Gold is the colour of choice because the international awareness symbol for Childhood Cancer is the gold ribbon. This ribbon symbolises all forms of cancer affecting children and adolescents, unlike other ribbons, which focus on one particular cancer.

According to the Cancer Association of South Africa (CANSA), the five most prevalent childhood cancers in South Africa are:

– Leukaemia

– Lymphoma (tumours that begin in the lymph glands)

– Brain tumours

– Nephroblastomas or Wilms tumours – cancer of the kidneys

– Soft tissue sarcomas (tumours that begin in the connective tissue)

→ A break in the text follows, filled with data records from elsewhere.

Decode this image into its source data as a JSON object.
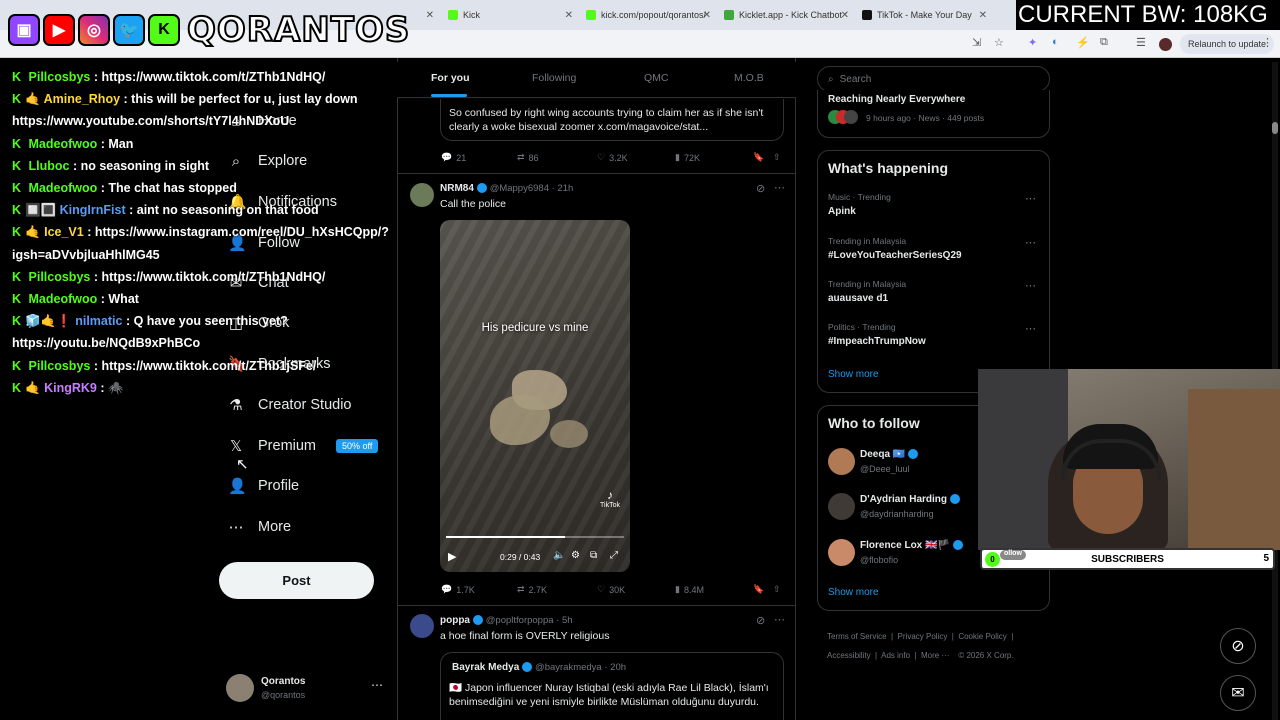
{
  "browser": {
    "tabs": [
      {
        "title": "",
        "favicon_color": "#8a8a8a"
      },
      {
        "title": "Kick",
        "favicon_color": "#53fc18"
      },
      {
        "title": "kick.com/popout/qorantos/",
        "favicon_color": "#53fc18"
      },
      {
        "title": "Kicklet.app - Kick Chatbot",
        "favicon_color": "#3fa83a"
      },
      {
        "title": "TikTok - Make Your Day",
        "favicon_color": "#111111"
      }
    ],
    "relaunch_label": "Relaunch to update"
  },
  "overlay": {
    "brand": "QORANTOS",
    "bandwidth": "CURRENT BW: 108KG",
    "subscribers_label": "SUBSCRIBERS",
    "subscribers_left": "0",
    "subscribers_right": "5",
    "follow_tag": "ollow"
  },
  "chat": {
    "messages": [
      {
        "user": "Pillcosbys",
        "user_color": "#53fc18",
        "badges": "",
        "text": ": https://www.tiktok.com/t/ZThb1NdHQ/"
      },
      {
        "user": "Amine_Rhoy",
        "user_color": "#ffd83a",
        "badges": "🤙",
        "text": ": this will be perfect for u, just lay down https://www.youtube.com/shorts/tY7l4hNDXoU"
      },
      {
        "user": "Madeofwoo",
        "user_color": "#53fc18",
        "badges": "",
        "text": ": Man"
      },
      {
        "user": "Lluboc",
        "user_color": "#53fc18",
        "badges": "",
        "text": ": no seasoning in sight"
      },
      {
        "user": "Madeofwoo",
        "user_color": "#53fc18",
        "badges": "",
        "text": ": The chat has stopped"
      },
      {
        "user": "KingIrnFist",
        "user_color": "#5b9cf2",
        "badges": "🔲🔳",
        "text": ": aint no seasoning on that food"
      },
      {
        "user": "Ice_V1",
        "user_color": "#ffd83a",
        "badges": "🤙",
        "text": ": https://www.instagram.com/reel/DU_hXsHCQpp/?igsh=aDVvbjluaHhlMG45"
      },
      {
        "user": "Pillcosbys",
        "user_color": "#53fc18",
        "badges": "",
        "text": ": https://www.tiktok.com/t/ZThb1NdHQ/"
      },
      {
        "user": "Madeofwoo",
        "user_color": "#53fc18",
        "badges": "",
        "text": ": What"
      },
      {
        "user": "nilmatic",
        "user_color": "#5b9cf2",
        "badges": "🧊🤙❗",
        "text": ": Q have you seen this yet? https://youtu.be/NQdB9xPhBCo"
      },
      {
        "user": "Pillcosbys",
        "user_color": "#53fc18",
        "badges": "",
        "text": ": https://www.tiktok.com/t/ZThb1jSFe/"
      },
      {
        "user": "KingRK9",
        "user_color": "#c77dff",
        "badges": "🤙",
        "text": ": 🕷️"
      }
    ]
  },
  "left_nav": {
    "items": [
      {
        "label": "Home",
        "icon": "home-icon",
        "glyph": "⌂"
      },
      {
        "label": "Explore",
        "icon": "search-icon",
        "glyph": "⌕"
      },
      {
        "label": "Notifications",
        "icon": "bell-icon",
        "glyph": "🔔"
      },
      {
        "label": "Follow",
        "icon": "follow-icon",
        "glyph": "👤"
      },
      {
        "label": "Chat",
        "icon": "mail-icon",
        "glyph": "✉"
      },
      {
        "label": "Grok",
        "icon": "grok-icon",
        "glyph": "◫"
      },
      {
        "label": "Bookmarks",
        "icon": "bookmark-icon",
        "glyph": "🔖"
      },
      {
        "label": "Creator Studio",
        "icon": "studio-icon",
        "glyph": "⚗"
      },
      {
        "label": "Premium",
        "icon": "x-logo-icon",
        "glyph": "𝕏"
      },
      {
        "label": "Profile",
        "icon": "profile-icon",
        "glyph": "👤"
      },
      {
        "label": "More",
        "icon": "more-icon",
        "glyph": "⋯"
      }
    ],
    "premium_badge": "50% off",
    "post_button": "Post",
    "account_name": "Qorantos",
    "account_handle": "@qorantos"
  },
  "feed": {
    "tabs": [
      "For you",
      "Following",
      "QMC",
      "M.O.B"
    ],
    "post0": {
      "text": "So confused by right wing accounts trying to claim her as if she isn't clearly a woke bisexual zoomer x.com/magavoice/stat...",
      "replies": "21",
      "reposts": "86",
      "likes": "3.2K",
      "views": "72K"
    },
    "post1": {
      "name": "NRM84",
      "handle": "@Mappy6984 · 21h",
      "text": "Call the police",
      "video_caption": "His pedicure vs mine",
      "video_watermark": "TikTok",
      "video_time": "0:29 / 0:43",
      "video_progress": 0.67,
      "replies": "1.7K",
      "reposts": "2.7K",
      "likes": "30K",
      "views": "8.4M"
    },
    "post2": {
      "name": "poppa",
      "handle": "@popltforpoppa · 5h",
      "text": "a hoe final form is OVERLY religious",
      "quote_name": "Bayrak Medya",
      "quote_handle": "@bayrakmedya · 20h",
      "quote_text": "🇯🇵 Japon influencer Nuray Istiqbal (eski adıyla Rae Lil Black), İslam'ı benimsediğini ve yeni ismiyle birlikte Müslüman olduğunu duyurdu."
    }
  },
  "right": {
    "search_placeholder": "Search",
    "top_item": {
      "title": "Reaching Nearly Everywhere",
      "meta": "9 hours ago · News · 449 posts"
    },
    "happening_title": "What's happening",
    "trends": [
      {
        "meta": "Music · Trending",
        "name": "Apink"
      },
      {
        "meta": "Trending in Malaysia",
        "name": "#LoveYouTeacherSeriesQ29"
      },
      {
        "meta": "Trending in Malaysia",
        "name": "auausave d1"
      },
      {
        "meta": "Politics · Trending",
        "name": "#ImpeachTrumpNow"
      }
    ],
    "show_more": "Show more",
    "who_title": "Who to follow",
    "who": [
      {
        "name": "Deeqa 🇸🇴",
        "handle": "@Deee_luul"
      },
      {
        "name": "D'Aydrian Harding",
        "handle": "@daydrianharding"
      },
      {
        "name": "Florence Lox 🇬🇧🏴",
        "handle": "@flobofio"
      }
    ],
    "footer": [
      "Terms of Service",
      "Privacy Policy",
      "Cookie Policy",
      "Accessibility",
      "Ads info",
      "More ···",
      "© 2026 X Corp."
    ]
  }
}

CANSA has been spearheading the fight against cancer in South Africa since 1931. The purpose of the organisation has been to offer the public an integrated and unique service to all who have been affected by cancer.

According to CANSA’s website, around half of the children in South Africa who have cancer are never diagnosed.

“Currently, between 800 to a 1 000 SA children are diagnosed with cancer annually. However, it’s estimated that half of the children with cancer in South Africa, are never diagnosed. This is due to a lack of knowledge regarding the disease and how it presents in children. As a result, many children are diagnosed too late, when the cancer is already in an advanced stage, thus diminishing the possibility of successful treatment.

“Cancer stigma and myths are rife, especially among certain local ethnic groups. These result in not wanting to acknowledge that a child may have cancer, because of the risk of being shunned or believing that cancer treatment won’t be effective, because the cause is not medical, but supernatural. Myths surrounding childhood cancer need to be debunked to ensure that children are referred to specialists without delay.

“Public awareness of the warning signs of childhood cancer is vital.”

Photographers and creatives alike are invited to document the evening as a symbol of support for those who have been affected by childhood cancer.